RNZ: „Rechtsgefühl“ – Rhein-Neckar-Zeitung (Heidelberg) zu Sicherungsverwahrung

Von Sören Sgries

Juristisch ist das Urteil des Oberlandesgerichts eine glasklare
Sache: Der Staat hat vier Männern zu Unrecht ihre Freiheit genommen,
indem er sie auch nach Ablauf ihrer Strafe weiterhin einsperrte. Die
gesetzliche Grundlage dafür war rechtswidrig – also muss eine
Entschädigung gezahlt werden. Dennoch sagt das Bauchgefühl: Hier
läuft etwas falsch. Der Staat sollte niemals dazu gezwungen sein,
Vergewaltigern und Mördern Geld zahlen zu müssen, nur weil er
unschuldige Bürger dauerhaft vor verurteilten Straftätern schützen
wollte. Doch genau diese Gefühlslage zeigt, warum es so wichtig ist,
dass es einen Rechtsstaat gibt, in dem Gerichte mit größter
Akkuratesse urteilen und nicht der Volkszorn entscheidet.
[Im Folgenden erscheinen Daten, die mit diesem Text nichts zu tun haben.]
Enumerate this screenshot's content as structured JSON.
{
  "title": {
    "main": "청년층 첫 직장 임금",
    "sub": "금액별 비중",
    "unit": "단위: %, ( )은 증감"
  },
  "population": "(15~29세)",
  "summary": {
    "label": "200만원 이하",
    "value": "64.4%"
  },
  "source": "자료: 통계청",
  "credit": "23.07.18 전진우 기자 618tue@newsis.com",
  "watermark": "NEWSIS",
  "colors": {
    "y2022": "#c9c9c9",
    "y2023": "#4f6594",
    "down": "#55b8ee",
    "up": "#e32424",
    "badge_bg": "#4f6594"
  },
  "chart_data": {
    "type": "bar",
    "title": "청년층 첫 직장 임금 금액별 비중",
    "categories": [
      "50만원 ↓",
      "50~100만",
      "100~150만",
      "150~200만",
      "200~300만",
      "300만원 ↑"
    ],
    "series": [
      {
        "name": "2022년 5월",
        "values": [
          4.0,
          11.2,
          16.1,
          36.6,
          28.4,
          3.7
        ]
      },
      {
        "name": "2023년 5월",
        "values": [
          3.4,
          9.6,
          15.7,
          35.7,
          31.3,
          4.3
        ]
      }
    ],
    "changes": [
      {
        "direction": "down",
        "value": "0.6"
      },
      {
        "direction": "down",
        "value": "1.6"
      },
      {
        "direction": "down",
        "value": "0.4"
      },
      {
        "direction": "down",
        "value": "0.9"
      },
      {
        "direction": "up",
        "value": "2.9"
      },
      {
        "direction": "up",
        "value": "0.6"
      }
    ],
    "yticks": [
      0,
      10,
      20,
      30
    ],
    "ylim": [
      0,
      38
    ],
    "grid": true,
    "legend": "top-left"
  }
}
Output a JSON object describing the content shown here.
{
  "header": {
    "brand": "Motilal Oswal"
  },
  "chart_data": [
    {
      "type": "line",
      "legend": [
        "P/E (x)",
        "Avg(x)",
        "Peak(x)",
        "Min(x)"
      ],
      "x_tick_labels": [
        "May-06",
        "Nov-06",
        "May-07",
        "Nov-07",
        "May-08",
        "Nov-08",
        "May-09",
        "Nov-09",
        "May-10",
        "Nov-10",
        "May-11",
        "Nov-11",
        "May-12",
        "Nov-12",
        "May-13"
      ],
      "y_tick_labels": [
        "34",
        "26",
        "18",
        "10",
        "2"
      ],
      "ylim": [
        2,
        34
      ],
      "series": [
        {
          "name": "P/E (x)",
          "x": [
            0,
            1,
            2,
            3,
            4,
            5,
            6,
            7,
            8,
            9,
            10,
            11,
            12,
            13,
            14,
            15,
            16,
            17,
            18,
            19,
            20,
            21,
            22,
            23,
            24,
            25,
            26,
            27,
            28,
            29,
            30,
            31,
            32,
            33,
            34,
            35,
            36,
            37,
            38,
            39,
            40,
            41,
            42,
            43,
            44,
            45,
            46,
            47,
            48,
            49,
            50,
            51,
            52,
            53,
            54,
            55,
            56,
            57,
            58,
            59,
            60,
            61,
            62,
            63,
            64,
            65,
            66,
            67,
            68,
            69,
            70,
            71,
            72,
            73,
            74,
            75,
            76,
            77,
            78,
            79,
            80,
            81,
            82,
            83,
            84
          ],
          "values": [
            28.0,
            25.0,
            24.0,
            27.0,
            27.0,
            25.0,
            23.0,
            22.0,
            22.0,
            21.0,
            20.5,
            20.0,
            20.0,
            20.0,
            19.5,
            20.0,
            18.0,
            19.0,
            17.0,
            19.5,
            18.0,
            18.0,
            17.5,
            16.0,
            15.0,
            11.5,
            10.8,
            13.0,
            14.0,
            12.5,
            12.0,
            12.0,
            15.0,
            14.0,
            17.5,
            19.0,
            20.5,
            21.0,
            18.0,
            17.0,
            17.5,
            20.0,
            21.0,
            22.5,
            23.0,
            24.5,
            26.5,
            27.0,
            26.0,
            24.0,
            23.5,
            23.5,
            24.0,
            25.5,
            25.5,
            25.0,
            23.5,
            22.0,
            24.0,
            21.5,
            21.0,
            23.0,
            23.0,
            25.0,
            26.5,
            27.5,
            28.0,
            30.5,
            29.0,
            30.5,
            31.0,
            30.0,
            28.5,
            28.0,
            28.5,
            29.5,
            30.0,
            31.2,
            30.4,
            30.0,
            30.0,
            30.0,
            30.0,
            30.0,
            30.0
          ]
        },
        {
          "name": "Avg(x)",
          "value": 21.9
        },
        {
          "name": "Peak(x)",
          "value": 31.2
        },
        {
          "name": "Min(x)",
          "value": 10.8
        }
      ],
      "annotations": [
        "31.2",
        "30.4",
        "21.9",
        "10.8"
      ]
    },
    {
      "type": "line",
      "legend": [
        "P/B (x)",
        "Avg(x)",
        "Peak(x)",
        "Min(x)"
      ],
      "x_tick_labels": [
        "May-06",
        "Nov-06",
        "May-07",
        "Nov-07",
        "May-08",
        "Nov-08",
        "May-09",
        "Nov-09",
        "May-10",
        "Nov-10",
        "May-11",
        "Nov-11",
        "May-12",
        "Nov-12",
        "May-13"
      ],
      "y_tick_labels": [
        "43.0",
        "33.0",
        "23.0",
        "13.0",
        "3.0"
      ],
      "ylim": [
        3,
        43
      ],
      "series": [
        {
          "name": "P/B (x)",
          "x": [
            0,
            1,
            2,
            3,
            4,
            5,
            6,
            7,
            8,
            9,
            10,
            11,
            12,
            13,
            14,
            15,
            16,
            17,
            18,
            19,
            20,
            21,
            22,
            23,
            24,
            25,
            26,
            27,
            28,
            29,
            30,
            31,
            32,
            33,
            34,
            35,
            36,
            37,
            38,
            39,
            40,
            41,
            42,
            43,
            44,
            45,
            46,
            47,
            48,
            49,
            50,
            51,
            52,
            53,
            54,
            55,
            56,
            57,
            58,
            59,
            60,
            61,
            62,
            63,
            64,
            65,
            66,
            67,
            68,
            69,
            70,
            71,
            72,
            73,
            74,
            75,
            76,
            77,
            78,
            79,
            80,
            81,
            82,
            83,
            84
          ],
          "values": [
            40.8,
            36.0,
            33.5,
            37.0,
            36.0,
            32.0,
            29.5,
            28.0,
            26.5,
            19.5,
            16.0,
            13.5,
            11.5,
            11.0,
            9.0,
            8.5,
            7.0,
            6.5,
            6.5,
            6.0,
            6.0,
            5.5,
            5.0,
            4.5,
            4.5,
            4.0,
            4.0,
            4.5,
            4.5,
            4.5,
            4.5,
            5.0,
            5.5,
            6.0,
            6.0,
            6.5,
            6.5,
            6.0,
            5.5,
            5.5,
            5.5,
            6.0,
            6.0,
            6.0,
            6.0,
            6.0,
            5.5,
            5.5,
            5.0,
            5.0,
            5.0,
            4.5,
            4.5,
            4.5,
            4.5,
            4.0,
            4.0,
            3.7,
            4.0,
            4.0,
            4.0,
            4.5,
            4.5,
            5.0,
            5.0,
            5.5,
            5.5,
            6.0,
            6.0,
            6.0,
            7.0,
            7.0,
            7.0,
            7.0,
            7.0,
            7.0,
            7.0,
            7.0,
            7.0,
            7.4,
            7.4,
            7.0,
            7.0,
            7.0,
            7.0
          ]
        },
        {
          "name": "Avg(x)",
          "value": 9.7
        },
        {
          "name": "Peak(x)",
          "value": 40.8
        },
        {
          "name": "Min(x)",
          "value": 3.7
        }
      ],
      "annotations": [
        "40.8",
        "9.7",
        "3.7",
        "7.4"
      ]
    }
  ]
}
Recht und
Gefühl liegen zu oft weit auseinander. Natürlich gibt es Fälle, in
denen es schier unerträglich erscheint, welchen Aufwand der Staat
betreiben muss, um Menschen zu schützen, die selbst auf niemanden
Rücksicht genommen haben. Doch zugleich sind auch die Fälle bekannt,
in denen Unschuldige (vor-)verurteilt oder Opfer von Justizirrtümern
wurden. Ein Rechtsstaat schützt den Einzelnen eben nicht nur vor
Vergewaltigern, sondern auch vor staatlichem Unrecht. Manchmal fühlt
sich das falsch an. Aber immer ist es richtig und wichtig.